I wonder if there is a more optimal solution for the calculation of these metrics in this case (the computation of link prediction score for all test nodes with all test nodes takes quite a long time!), where pred is the LinkPredictor that you proposed @mufeili. Do you think that I should restrict the computation of link prediction only to a subset of the test nodes or should I modify the predictor?

Will it still be valid for the metric computation if you restrict to a subset of the test nodes? Also, will it help to do some mini-batch computation?

In my opinion no, but I read some other threads like this one and I was wondering if that made sense to restrict to N+M positive and negative nodes respectively.

I don’t know, I though mini-batch was mainly used for training on large graphs. Could that improve the speed computation of those metrics?
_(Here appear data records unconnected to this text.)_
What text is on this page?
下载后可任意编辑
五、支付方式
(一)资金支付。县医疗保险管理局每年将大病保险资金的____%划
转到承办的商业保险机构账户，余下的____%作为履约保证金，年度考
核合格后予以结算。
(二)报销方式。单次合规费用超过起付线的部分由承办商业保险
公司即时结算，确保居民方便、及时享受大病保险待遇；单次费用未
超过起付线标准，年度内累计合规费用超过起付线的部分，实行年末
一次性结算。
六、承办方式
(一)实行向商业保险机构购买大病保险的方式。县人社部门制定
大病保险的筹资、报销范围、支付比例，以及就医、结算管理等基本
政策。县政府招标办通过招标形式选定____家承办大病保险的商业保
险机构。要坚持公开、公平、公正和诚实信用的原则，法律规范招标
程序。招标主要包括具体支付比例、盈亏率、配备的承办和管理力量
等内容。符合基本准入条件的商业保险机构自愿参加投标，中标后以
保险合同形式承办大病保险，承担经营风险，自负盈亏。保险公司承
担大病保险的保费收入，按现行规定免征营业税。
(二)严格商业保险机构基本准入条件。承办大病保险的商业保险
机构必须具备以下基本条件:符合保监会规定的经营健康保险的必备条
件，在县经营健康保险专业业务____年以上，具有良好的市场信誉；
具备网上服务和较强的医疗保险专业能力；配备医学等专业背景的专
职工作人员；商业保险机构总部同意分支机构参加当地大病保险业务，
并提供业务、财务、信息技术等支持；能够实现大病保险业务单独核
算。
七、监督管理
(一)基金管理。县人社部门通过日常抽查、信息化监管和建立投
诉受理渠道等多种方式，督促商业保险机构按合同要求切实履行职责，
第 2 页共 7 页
If I understand correctly, the implementation below iterates over all nodes, one at a time.

with torch.no_grad():
    pred_tensor = torch.swapaxes(pred(h_test[0], h_test), 0, 1)
    for i in range(1, len(h_test)):
        res = torch.cat(
                  (pred_tensor, torch.swapaxes(pred(h_test[i], h_test), 0, 1))
              )
        pred_tensor = res

This can be quite inefficient. Is it possible to derive a batched implementation for it?

Yes I know this can be extremely inefficient but I didn’t figure out yet a solution with a batched implementation, do you have any clue?

See if this gives you some hint.

import torch

a = torch.tensor([[0., 1.], [2., 3.]])
# The line below gives the result of element-wise multiplication of all pairs of rows
a * a.unsqueeze(1)